What about the S1W instead ? This just look like a better version of the A5.

 edit : yes the S1X sorry for the typo.


----------



## TopQuark

Quote:


  Originally Posted by *Omega17TheTrue* /img/forum/go_quote.gif 
_What about the S1W instead ? This just look like a better version of the A5._

 

I can't find that model. S1X, you mean? Yes, must be very nice but at $2,590 a pair without a sub, it is too much for my desktop.

 The A5X is ~$1,450 and includes the sub.


----------



## TopQuark

I A/B'ed the speakers at a local Guitar Center (Stevens Creek, Santa Clara, CA). There were Mackie's, DynAudio BM5a, KRK, Yamaha, Adam A7, Behringer, M-Audio, etc. Too bad they didn't have Genelec and Focal. 

 There were no one is in the room so I got to try all of them at varying volumes. I made sure the gain settings at the back of the speakers are set at default. Surprisingly, I can pick up 3 finalist from those models - Mackie, DynAudio, and Adam. The Mackie and DynAudio are very close to each other. The lows are well extended. The lows on the Adam is tight. The Adam is loud and the soundstage is humongous. The speakers are like 10 ft away from each other. If you draw a line to connect them, I positioned myself about 4 ft from that line at the center. It feels like the voice from the Adam is coming from dead center. I cannot duplicate that with the Mackie and DynAudio where there is some coloration that blurs the instruments a bit.

 Next stop is the Apple store where they have the Focals. To bad I cannot A/B them together with the Adam.
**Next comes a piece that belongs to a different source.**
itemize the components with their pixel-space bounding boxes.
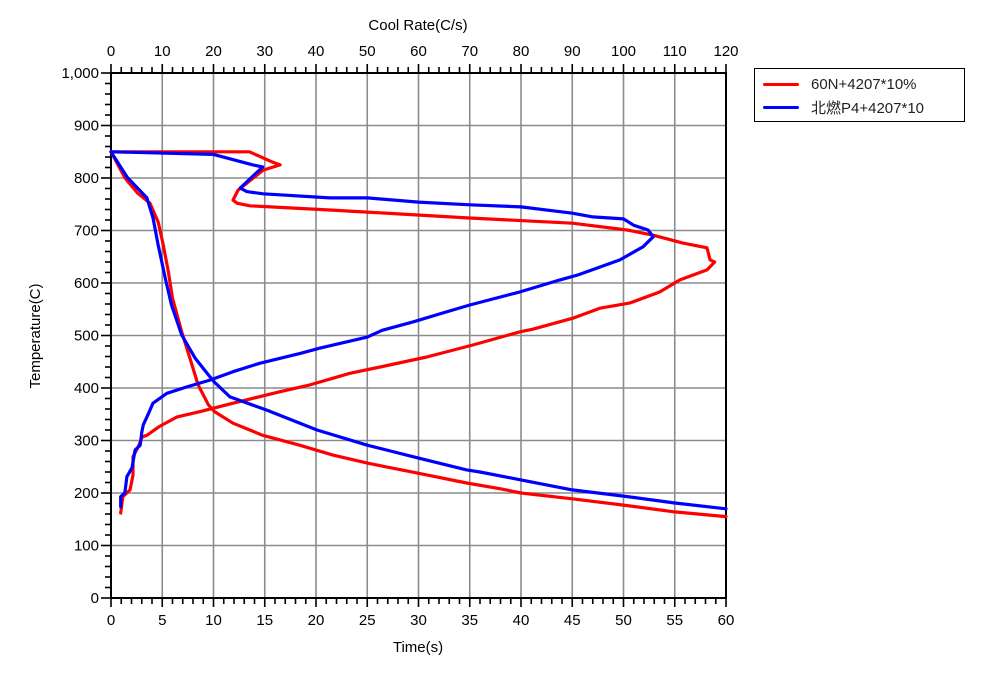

 Where can I try Genelec's in the Bay Area?


----------



## DDVX

Sorry for reviving an old thread, but I've recently been looking at these speakers and noticed a price drop. They sell on amazon for $280 here; http://www.amazon.com/ADAM-Audio-A5-Compact-Multimedia/dp/B001BB4S28 and there are cheap prices at other places as well. Why was there a price drop and is this too good of a deal to pass up?


----------



## loveholic

DDVX: you could get a pair of A5's for $500 from MF. The A5X are more expensive because they are newer. You would need some quality IC cables for these.


----------



## DDVX

Gotcha. However, the link above shows the A5's for $280. Why would MF be a better deal than that?


----------



## loveholic

Because you're paying $280 for a single speaker compared to $500 for a pair...


----------



## DDVX

Hmm...
	

	
	
		
		

		
		
	


	




. I didn't read well enough. Thought it said $280 for both.


----------



## loveholic

No prob. Studio monitors are usually sold as single rather than a pair.


----------



## DDVX

I guess to trick fools like me into thinking I'm buying them for cheap


----------



## loveholic

So are you into 2.0 now? If yes, look for a pair of NHT M-00's. They are awesome little speakers and nothing short compared to the Adams, imho.


----------



## DDVX

Haha I'm into everything as you know. No I just read another thread mentioning the huge price drop so I figured I'd look at them. I'm still a 2.1 kind of guy, but I could deal with 2.0 and then upgrade with a sub at some point.
   
  And I'm also still a headphone guy...
   
  and I'm also still broke. 
	

	
	
		
		

		
		
	


	




 Just keeping my eye on things.


----------



## RonaldDumsfeld

You could consider the new ADAM A3X instead. They do come in at under $500 pair.
   
  The tweeter is an upgrade on the original An range and the same model ADAM now uses for all it's speakers. Including the $40,000 studio monitors.
   
  The bass/mid driver is an inch smaller in  diameter and goes down flat to 60Hz vs 55Hz for the old A5s.


----------